Société
L'occupation du cimetière est illégale
Faute de moyens ou d'espace pour se loger convenablement, les habitants du cimetière expliquent s'être résolus à bâtir illégalement des maisons en terre, en briques ou en tôle dans cet étrange voisinage. Ils détruisent parfois des tombes, une dégradation qui peut coûter de un à six mois de prison, alors que l'occupation sans titre d'un terrain est passible d'un mois à un an de détention, selon le code pénal.
Le cimetière de Kinsuka, construit en 1978, abrite les dépouilles de personnalités, comme le père de la Première dame de la République démocratique du Congo, Olive Lembe Kabila, explique Jean-Pierre, percepteur adjoint des taxes d'enterrement.
Un village presque classique, avec école
Quelques restes de tombes rappellent que le lieu est un cimetière mais de larges étendues sont colonisées par les vivants. La vie semble presque normale. Les ruelles terreuses sont bordées d'étals de bois présentant aliments et biens de première nécessité. Munies de seaux, des femmes puisent de l'eau ou vont en chercher à la pompe.

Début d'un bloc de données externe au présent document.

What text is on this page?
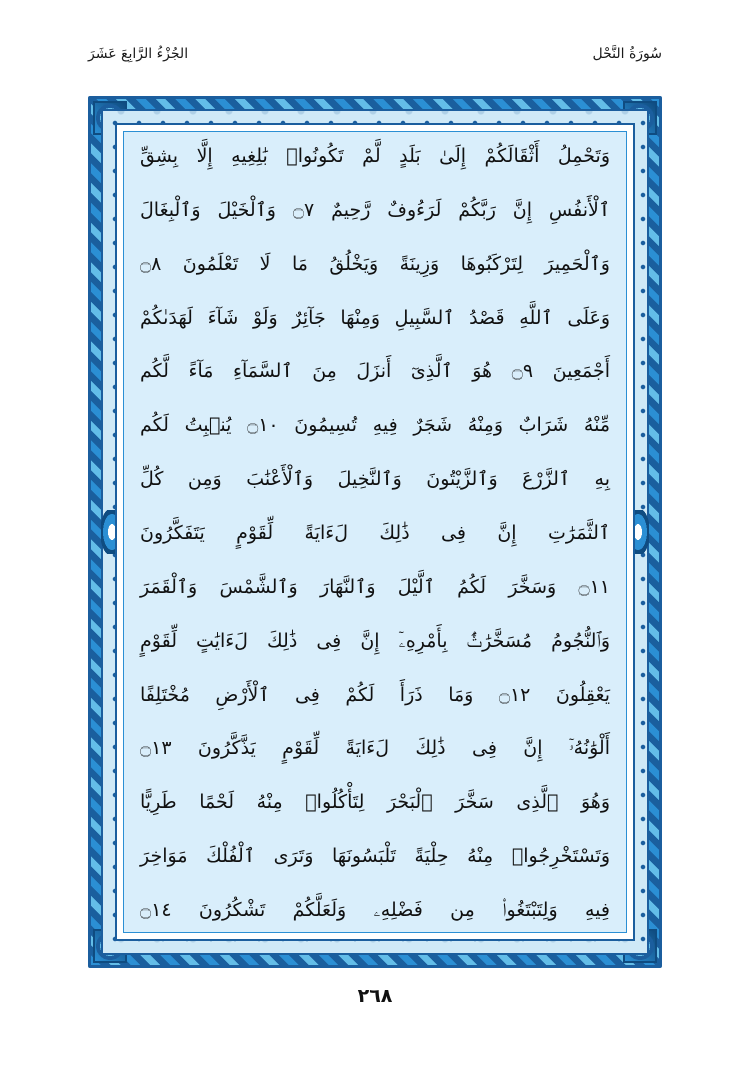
الجُزْءُ الرَّابِعَ عَشَرَ	سُورَةُ النَّحْل
وَتَحْمِلُ أَثْقَالَكُمْ إِلَىٰ بَلَدٍ لَّمْ تَكُونُوا۟ بَٰلِغِيهِ إِلَّا بِشِقِّ
ٱلْأَنفُسِ إِنَّ رَبَّكُمْ لَرَءُوفٌ رَّحِيمٌ ۝٧ وَٱلْخَيْلَ وَٱلْبِغَالَ
وَٱلْحَمِيرَ لِتَرْكَبُوهَا وَزِينَةً وَيَخْلُقُ مَا لَا تَعْلَمُونَ ۝٨
وَعَلَى ٱللَّهِ قَصْدُ ٱلسَّبِيلِ وَمِنْهَا جَآئِرٌ وَلَوْ شَآءَ لَهَدَىٰكُمْ
أَجْمَعِينَ ۝٩ هُوَ ٱلَّذِىٓ أَنزَلَ مِنَ ٱلسَّمَآءِ مَآءً لَّكُم
مِّنْهُ شَرَابٌ وَمِنْهُ شَجَرٌ فِيهِ تُسِيمُونَ ۝١٠ يُنۢبِتُ لَكُم
بِهِ ٱلزَّرْعَ وَٱلزَّيْتُونَ وَٱلنَّخِيلَ وَٱلْأَعْنَٰبَ وَمِن كُلِّ
ٱلثَّمَرَٰتِ إِنَّ فِى ذَٰلِكَ لَءَايَةً لِّقَوْمٍ يَتَفَكَّرُونَ
۝١١ وَسَخَّرَ لَكُمُ ٱلَّيْلَ وَٱلنَّهَارَ وَٱلشَّمْسَ وَٱلْقَمَرَ
وَٱلنُّجُومُ مُسَخَّرَٰتٌۢ بِأَمْرِهِۦٓ إِنَّ فِى ذَٰلِكَ لَءَايَٰتٍ لِّقَوْمٍ
يَعْقِلُونَ ۝١٢ وَمَا ذَرَأَ لَكُمْ فِى ٱلْأَرْضِ مُخْتَلِفًا
أَلْوَٰنُهُۥٓ إِنَّ فِى ذَٰلِكَ لَءَايَةً لِّقَوْمٍ يَذَّكَّرُونَ ۝١٣
وَهُوَ ٱلَّذِى سَخَّرَ ٱلْبَحْرَ لِتَأْكُلُوا۟ مِنْهُ لَحْمًا طَرِيًّا
وَتَسْتَخْرِجُوا۟ مِنْهُ حِلْيَةً تَلْبَسُونَهَا وَتَرَى ٱلْفُلْكَ مَوَاخِرَ
فِيهِ وَلِتَبْتَغُوا۟ مِن فَضْلِهِۦ وَلَعَلَّكُمْ تَشْكُرُونَ ۝١٤
٢٦٨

Une école protestante privée a même ouvert dans le cimetière il y a trois ans. Dans une cour, des enfants jouent au football dans le traditionnel uniforme d'école bleu et blanc. "Elle compte aujourd'hui environ 150 enfants. Les parents paient 78.000 francs congolais (environ 80 dollars) par an, contre 300 ou 400 dollars ailleurs", résume le directeur.
Achat et vente de terrains
En RDC, d'autres cimetières abritent des civils - et même des policiers et militaires - qui affirment n'avoir pas les moyens de vivre ailleurs. Thérèse, une veuve de 57 ans, qui habite au cimetière de Kinsuka depuis cinq ans, avait acheté quatre terrains "à un chef coutumier" grâce à l'aide de ses enfants. "Ils ont coûté entre 2.500 et 4.000 dollars chacun (1.800 à 2.950 euros)", raconte cette commerçante. Dans son deux-pièces, la chambre a une moustiquaire, mais pas de matelas.
"En novembre, les policiers sont venus détruire les maisons, ils m'ont pris des affaires. Ils ont cassé, sans offrir une solution à la place. J'ai reconstruit ma maison, mais je n'ai pas eu le courage de reconstruire sur mes autres terrains", explique-t-elle.
"Ça fait peur de dormir près des tombes... Mais on n'avait plus de maison", confie Bibiche, 23 ans, qui vit depuis deux ans à Kinsuka. "Le cimetière, ce n'est pas bien, on n'a pas de courant".
D'autres disent avoir de la lumière et payer une "facture" à la Société nationale d'électricité (Snel).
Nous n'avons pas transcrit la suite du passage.